Since returning home, David Ogwang from Uganda has improved income opportunities for his local community by teaching integrated farm management to smallholder farmers. He has helped the community diversify the products offered, creating a new local market for eggs and milk, and has highlighted the benefits of animal welfare showing farmers that better quality animals result in superior products, improved returns, greater market demand and new customers.

David stated: “On completion of the Marshal Papworth 10-week Short Course I encouraged community mobilisation to improve farming techniques, there is still a long way to go, however knowledge and skills have already developed and a clear improvement in quality of life can be seen.”

Clare Omal, also from Uganda, has used the knowledge she gained through the Marshal Papworth Short Course to educate others in-country on new farming approaches. Together with the extension staff of her local district’s government she holds plant clinics, which include workshops and training in a number of areas aimed at helping farmers in the community to become more efficient.

Clare commented: “My focus during the plant clinics is to educate farmers in soil and water management, crop management and nutrition, and crop rotation.”

Malawi based Bakhita Mkwingwiri has to battle with the devastating effects of climate change that negatively impact her district.
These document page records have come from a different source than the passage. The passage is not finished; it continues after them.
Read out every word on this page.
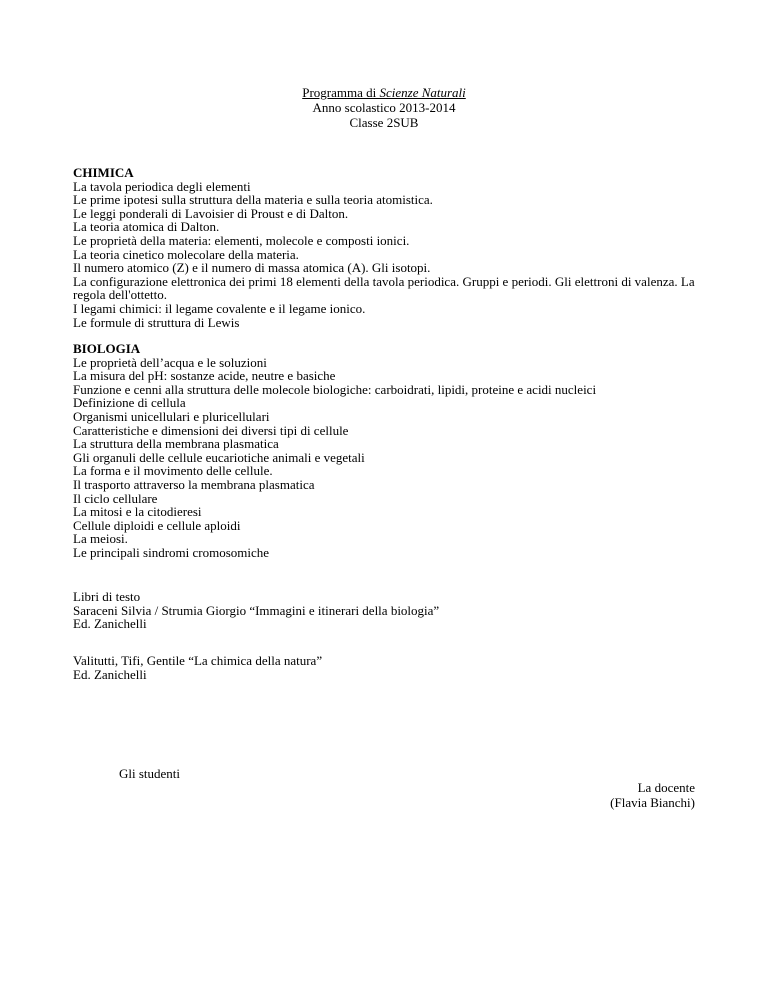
Programma di Scienze Naturali
Anno scolastico 2013-2014
Classe 2SUB
CHIMICA
La tavola periodica degli elementi
Le prime ipotesi sulla struttura della materia e sulla teoria atomistica.
Le leggi ponderali di Lavoisier di Proust e di Dalton.
La teoria atomica di Dalton.
Le proprietà della materia: elementi, molecole e composti ionici.
La teoria cinetico molecolare della materia.
Il numero atomico (Z) e il numero di massa atomica (A). Gli isotopi.
La configurazione elettronica dei primi 18 elementi della tavola periodica. Gruppi e periodi. Gli elettroni di valenza. La regola dell'ottetto.
I legami chimici: il legame covalente e il legame ionico.
Le formule di struttura di Lewis
BIOLOGIA
Le proprietà dell’acqua e le soluzioni
La misura del pH: sostanze acide, neutre e basiche
Funzione e cenni alla struttura delle molecole biologiche: carboidrati, lipidi, proteine e acidi nucleici
Definizione di cellula
Organismi unicellulari e pluricellulari
Caratteristiche e dimensioni dei diversi tipi di cellule
La struttura della membrana plasmatica
Gli organuli delle cellule eucariotiche animali e vegetali
La forma e il movimento delle cellule.
Il trasporto attraverso la membrana plasmatica
Il ciclo cellulare
La mitosi e la citodieresi
Cellule diploidi e cellule aploidi
La meiosi.
Le principali sindromi cromosomiche
Libri di testo
Saraceni Silvia / Strumia Giorgio “Immagini e itinerari della biologia”
Ed. Zanichelli
Valitutti, Tifi, Gentile “La chimica della natura”
Ed. Zanichelli
Gli studenti
La docente
(Flavia Bianchi)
She is using the knowledge and skills acquired through the Marshal Papworth 10-week Short Course to teach conservation agriculture.

Bakhita commented: “I am working with 124 farmers who are all practising the conservation farming skills I have taught them, using knowledge learnt on the course. Despite my area being severely affected by prolonged dry spells, the growth rate and crop height in our fields is promising, compared to other farmers who are still following the traditional way of farming.”

“I have also implemented crop diversification so that the community is not solely relying on maize for income; pigeon peas and cassava have been introduced.”

Tom Arthey, Chairman of the Marshal Papworth Fund, commented on the achievements of the students: “It is hugely rewarding to hear the impact the students are making in-country. The scholarships we provide set individuals up with the knowledge necessary to make a positive impact from the ground up.”

Marshal Papworth is committed to working towards ending hunger in developing countries. Through the provision of its scholarships, the charity teaches alternative ways of bringing in an income, helping individuals and communities to become more self-sufficient, which in turn works towards reducing poverty.